Moments after a Chicago federal judge chided her for creating a system designed to take an “end-run” around the First Amendment’s guarantee of public access to public information, the clerk of Cook County’s courts has asked a federal appeals court to remove the matter from the judge’s consideration entirely.
On Feb. 13, Cook County Circuit Clerk Dorothy Brown, through the Cook County State’s Attorney’s Office, filed a motion with the U.S. Seventh Circuit Court of Appeals, asking the judges of that court to slap a hold on the order from U.S. District Judge Matthew Kennelly requiring her to begin providing the press and the public immediate access to lawsuits publicly filed in Cook County Circuit Court.
In her motion to stay, Brown asserts Judge Kennelly overstepped in inserting himself into the dispute between Courthouse News Service and the court clerk’s office over access to electronically filed lawsuits.
Citing the U.S. Supreme Court’s 1971 decision in Younger v. Harris, Brown asserted Kennelly should have followed the lead of other federal courts who have abstained from hearing such lawsuits over public access to court documents, and referred the matter to an Illinois state judge to unravel what Brown has repeatedly maintained is a “dilemma” caused by a conflict between Kennelly’s order and what Brown maintains are rules put in place by the Illinois Supreme Court requiring her staff to screen all new filings to ensure the filings comply with rulings in place to protect sensitive information, such as the identities of minors or others who a judge has permitted to file a lawsuit either anonymously or under seal.
Courthouse News had sued Brown and her office in late November, accusing the clerk’s office of routinely sitting on up to half of all electronically filed lawsuits for days or even weeks at a time, violating their constitutional rights to access to public information.
The circuit clerk’s office has consistently maintained in replies filed with the courts that the office has no obligation under the First Amendment to grant any member of the public such immediate access to “complaints before they are accepted for filing,” pursuant to the court rules she claims bind her.
In a preliminary injunction order entered Jan. 8, however, Kennelly had brushed aside Brown’s assertions, finding the Illinois Supreme Court places the burden of protecting such information on the attorneys filing the complaints and motions, not on the clerk’s office. Rather, he said the rights of the public and the press to access public information under the First Amendment should reign in this case.
Kennelly had given Brown 30 days to create a system under which the press and public could gain immediate access to all electronically filed cases.
And, in an order issued Feb. 13, Kennelly further denied Brown’s request to stay his order, saying public access to court documents should not be treated as a “frill” feature of the court system.

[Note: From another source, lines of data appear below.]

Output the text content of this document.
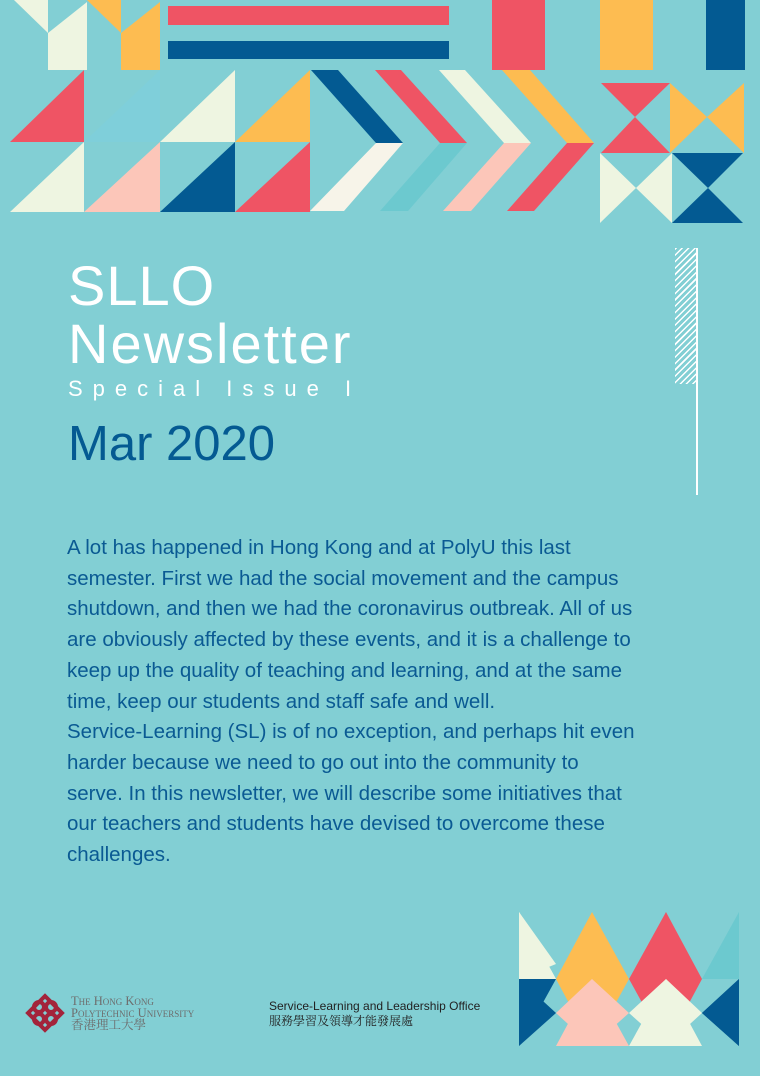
SLLO
Newsletter
Special Issue I
Mar 2020
A lot has happened in Hong Kong and at PolyU this last
semester. First we had the social movement and the campus
shutdown, and then we had the coronavirus outbreak. All of us
are obviously affected by these events, and it is a challenge to
keep up the quality of teaching and learning, and at the same
time, keep our students and staff safe and well.
Service-Learning (SL) is of no exception, and perhaps hit even
harder because we need to go out into the community to
serve. In this newsletter, we will describe some initiatives that
our teachers and students have devised to overcome these
challenges.
The Hong Kong
Polytechnic University
香港理工大學
Service-Learning and Leadership Office
服務學習及領導才能發展處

“Brown cannot end-run the First Amendment by creating a system in which hypothetical doubt regarding whether litigants comply with rules about redaction allow her to exclude the public from access to judicial proceedings until she is good and ready to provide it,” Kennelly said.
In her filing to the Seventh Circuit, however, Brown persisted in her contention Kennelly had incorrectly read the situation, insisting she is only a servant of the court, abiding by the rules laid down by the Illinois Supreme Court and the Chief Judge of the Cook County Circuit Court.
To that end, she asserted Courthouse News had wrongly sued her office, as the legal action should also have named the Administrative Office of the Illinois Courts and the office of the Cook County chief judge.
“The district court claims that the Circuit Clerk created this system. She did not. The Illinois Supreme Court and the Chief Judge did,” Brown wrote in her motion. “And the Circuit Clerk has not and does not seek any ‘end-run’ around the First Amendment. The Circuit Clerk acknowledges that First Amendment interests are in play. She also has raised federalism concerns which should have resulted in the courts of Illinois … adjudicating CNS’ First Amendment claims.”
To help her in her “dilemma,” Brown had also petitioned the Illinois Supreme Court in late January, about a week before appealing Kennelly’s Jan. 8 order, asking the state’s high court to explicitly grant her permission to “allow access to the press and the public, to images” of lawsuits “submitted electronically to the Clerk’s office … and officially accepted as part of the basic record,” including “documents that litigants file under seal.”
She also asked the state Supreme Court to grant her leniency in directing resources to complying with Kennelly’s order, while also continuing work on converting her office’s current “standalone e-Filing” system to be compatible with the state courts’ e-Filing system.
In an order granted in January, the Illinois Supreme Court had granted Brown an additional six months to complete the work the court had ordered to be completed on Jan. 1. In that order, the Supreme Court had also instructed her to “commit all necessary resources to meet the extended deadline,” and forbade her from adding “additional case types or filing transactions … to the stand alone e-Filing system.”
However, in a short order entered Feb. 14, the Illinois Supreme Court denied Brown’s petition without explanation.
“This cause coming to be heard on the petition of the Cook County Circuit Court Clerk for relief from certain orders of this court related to e-Filing on the grounds that such relief is necessary to permit her office to comply with the order entered by U.S. District Court Judge Matthew F. Kennelly … and the Court being fully advised in the premises; It is ordered that the petition is denied,” the state Supreme Court said.